According to Meta, during the first six months of 2022, requests from governments across the globe for user data were up 10.5 per cent from 214,777 to 237,414. The US continues to submit the largest number of requests, followed by India, Germany, Brazil, France and the UK.
Meta added that it restricted access in India to 23 items reported by the Election Commission. The restrictions came into force after electoral complaints on issues such as spreading candidate misinformation and promoting sectarian violence were made under the Indian Penal Code, Representation of the People Act.
Of these, 19 items were restricted only temporarily (during the designated blackout period).

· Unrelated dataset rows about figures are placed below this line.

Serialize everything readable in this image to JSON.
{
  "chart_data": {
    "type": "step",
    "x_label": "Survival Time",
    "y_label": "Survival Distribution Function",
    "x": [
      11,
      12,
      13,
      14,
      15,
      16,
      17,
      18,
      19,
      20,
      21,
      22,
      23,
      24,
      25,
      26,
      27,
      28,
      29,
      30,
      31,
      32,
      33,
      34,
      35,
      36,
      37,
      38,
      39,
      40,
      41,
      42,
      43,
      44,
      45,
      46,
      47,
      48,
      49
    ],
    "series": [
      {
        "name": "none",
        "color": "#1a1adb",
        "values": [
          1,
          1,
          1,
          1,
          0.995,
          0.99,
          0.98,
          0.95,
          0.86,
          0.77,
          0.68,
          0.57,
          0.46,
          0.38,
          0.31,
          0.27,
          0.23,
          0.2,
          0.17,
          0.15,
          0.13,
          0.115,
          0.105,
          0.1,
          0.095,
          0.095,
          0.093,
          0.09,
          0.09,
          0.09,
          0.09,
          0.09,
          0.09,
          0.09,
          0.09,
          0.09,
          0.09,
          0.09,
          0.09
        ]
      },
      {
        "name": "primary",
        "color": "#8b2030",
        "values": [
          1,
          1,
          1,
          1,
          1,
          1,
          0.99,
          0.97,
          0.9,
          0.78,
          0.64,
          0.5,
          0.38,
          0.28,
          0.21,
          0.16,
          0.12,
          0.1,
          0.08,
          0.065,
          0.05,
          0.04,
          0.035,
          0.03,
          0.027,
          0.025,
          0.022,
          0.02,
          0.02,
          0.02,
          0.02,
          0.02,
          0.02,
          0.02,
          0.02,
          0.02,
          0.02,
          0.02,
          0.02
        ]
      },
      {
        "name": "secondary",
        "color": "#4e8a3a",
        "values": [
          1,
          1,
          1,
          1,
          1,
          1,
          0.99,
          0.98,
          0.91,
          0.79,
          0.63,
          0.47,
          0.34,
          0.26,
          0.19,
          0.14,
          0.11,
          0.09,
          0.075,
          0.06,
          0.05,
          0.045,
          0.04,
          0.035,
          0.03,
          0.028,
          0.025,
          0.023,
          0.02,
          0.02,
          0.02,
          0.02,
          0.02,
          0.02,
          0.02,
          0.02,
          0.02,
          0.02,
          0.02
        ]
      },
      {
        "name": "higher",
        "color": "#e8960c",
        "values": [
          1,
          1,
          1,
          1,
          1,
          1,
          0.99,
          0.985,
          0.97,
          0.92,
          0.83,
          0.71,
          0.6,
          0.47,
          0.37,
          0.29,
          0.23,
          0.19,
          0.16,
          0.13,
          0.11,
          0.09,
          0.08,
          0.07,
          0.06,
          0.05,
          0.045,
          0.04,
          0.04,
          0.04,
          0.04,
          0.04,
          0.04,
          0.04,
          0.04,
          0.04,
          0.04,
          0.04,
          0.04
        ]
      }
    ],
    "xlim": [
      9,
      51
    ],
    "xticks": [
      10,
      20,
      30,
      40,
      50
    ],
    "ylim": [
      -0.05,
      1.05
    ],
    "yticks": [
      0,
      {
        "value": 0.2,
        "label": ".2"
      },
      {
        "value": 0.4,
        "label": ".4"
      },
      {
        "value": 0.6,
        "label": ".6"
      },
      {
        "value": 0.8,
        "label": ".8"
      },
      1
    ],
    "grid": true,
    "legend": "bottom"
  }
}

“We also restricted access to 597 items in response to directions from the Ministry of Electronics and Information Technology (MeitY) for violations under Section 69A of the Information Technology Act, 2000, including content against security of the state and public order. (We also restricted access), to six items in response to directions from the Ministry of Information & Broadcasting for violating Rule 16 of the Information Technology (Intermediary Guidelines & Digital Media Ethics Code) Rules, 2021,” said Meta in its Integrity and Transparency Report, Q3 2022.
Meta also restricted access to 71 items due to other court orders, to 13 items for IP infringement, and to two items in response to private reports of defamation.
As part of the compliance under the new IT Rules, 2021, for the month of September, Meta said for Facebook it received 587 reports through the Indian grievance mechanism, and that it responded to 100 per cent of these.
In the case of Instagram, Meta received 1,115 reports through the Indian grievance mechanism, and responded to all of them. The highest complaints were in the category of fake profiles (518), and followed by accounts hacked (332).
Globally, the report said that the prevalence of bullying and harassment-related content remained low, at 0.08 per cent on Facebook and between 0.04-0.05 per cent on Instagram.
The company added that its actions against hate speech content dipped from 13.5 million to 10.6 million in Q3 2022 on Facebook due to improvement in the accuracy of its AI technology. “We’ve done this by leveraging data from past user appeals to identify posts that could have been removed by mistake without appropriate cultural context. For example, now we can better recognise humorous terms of endearment used between friends, or better detect words that may be considered offensive or inappropriate in one context but not another. As we improved this accuracy, our proactive detection rate for hate speech also decreased from 95.6 per cent to 90.2 per cent in Q3 2022,” said the company.